Silla y un nuevo baile.

Amanecer entre montañas

Amanecer entre montañas.
Fuente: http://www.mundo-geo.es

Ahora veía el mundo desde abajo.

Donde se quedaron sus piernas, se quedó también la pesada carga de sus soberbias, las preocupaciones absurdas y los falsos temores.  Ya no tenía nada que perder, nada que defender. Por fin era libre.

La silla era su trono, las ruedas sus alas: le  había dado algo que antes nadie le dio.  Un corazón cálido, lleno de empatía; una mente despejada, sin enredos extraños; y sobre todo, la conciencia de su propia temporalidad y valía (así como la de los demás).

Las facciones de su rostro se volvieron más suaves;  en sus ojos, brillantes como nunca, recordaban a los de un niño, tiernos y amables.

Al principio fue duro, muy duro.
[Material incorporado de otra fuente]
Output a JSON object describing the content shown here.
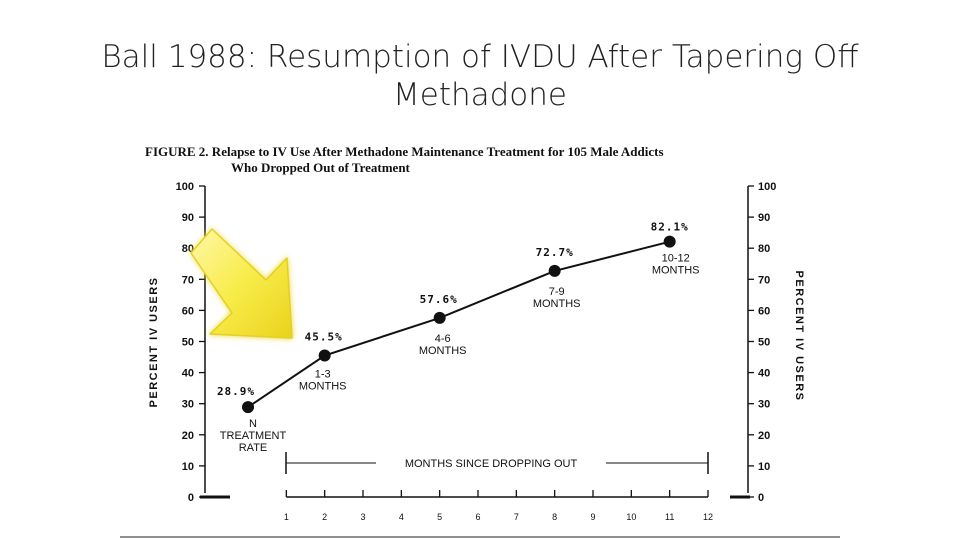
{
  "slide": {
    "title_line1": "Ball 1988: Resumption of IVDU After Tapering Off",
    "title_line2": "Methadone"
  },
  "chart_data": {
    "type": "line",
    "figure_title_line1": "FIGURE 2.  Relapse to IV Use After Methadone Maintenance Treatment for 105 Male Addicts",
    "figure_title_line2": "Who Dropped Out of Treatment",
    "ylabel_left": "PERCENT IV USERS",
    "ylabel_right": "PERCENT IV USERS",
    "ylim": [
      0,
      100
    ],
    "yticks": [
      0,
      10,
      20,
      30,
      40,
      50,
      60,
      70,
      80,
      90,
      100
    ],
    "xlim": [
      -1,
      12
    ],
    "xticks": [
      1,
      2,
      3,
      4,
      5,
      6,
      7,
      8,
      9,
      10,
      11,
      12
    ],
    "span_label": "MONTHS SINCE DROPPING OUT",
    "grid": false,
    "series": [
      {
        "points": [
          {
            "x": 0,
            "y": 28.9,
            "value_label": "28.9%",
            "label_lines": [
              "N",
              "TREATMENT",
              "RATE"
            ]
          },
          {
            "x": 2,
            "y": 45.5,
            "value_label": "45.5%",
            "label_lines": [
              "1-3",
              "MONTHS"
            ]
          },
          {
            "x": 5,
            "y": 57.6,
            "value_label": "57.6%",
            "label_lines": [
              "4-6",
              "MONTHS"
            ]
          },
          {
            "x": 8,
            "y": 72.7,
            "value_label": "72.7%",
            "label_lines": [
              "7-9",
              "MONTHS"
            ]
          },
          {
            "x": 11,
            "y": 82.1,
            "value_label": "82.1%",
            "label_lines": [
              "10-12",
              "MONTHS"
            ]
          }
        ]
      }
    ],
    "annotation_arrow": {
      "color": "#f5e63c",
      "points_to_x": 0
    }
  }
}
Pero se acostumbró, cada día se ponía un reto, un nuevo límite, que superaba a base de esfuerzo y tesón. No existía el no puedo, no existía el imposible. Ni obstáculos ni trabas.  Era un ejemplo para su familia y amigos.

Después de ese accidente, de dejar las dos piernas entre un coche y un árbol;  había conseguido rehacer su vida, distinta, mejor, plena. Había sido necesario un gran shock para que todo tuviese sentido, y él un destino.

Viajó en su silla, conoció grandes y pequeñas cosas.

Hoy viene a dar una conferencia los alumnos de primero: Lo importante no es lo que te ocurre, sino cómo lo percibes, cómo lo usas. Creo que le gusta Epicteto y la filosofía estoica.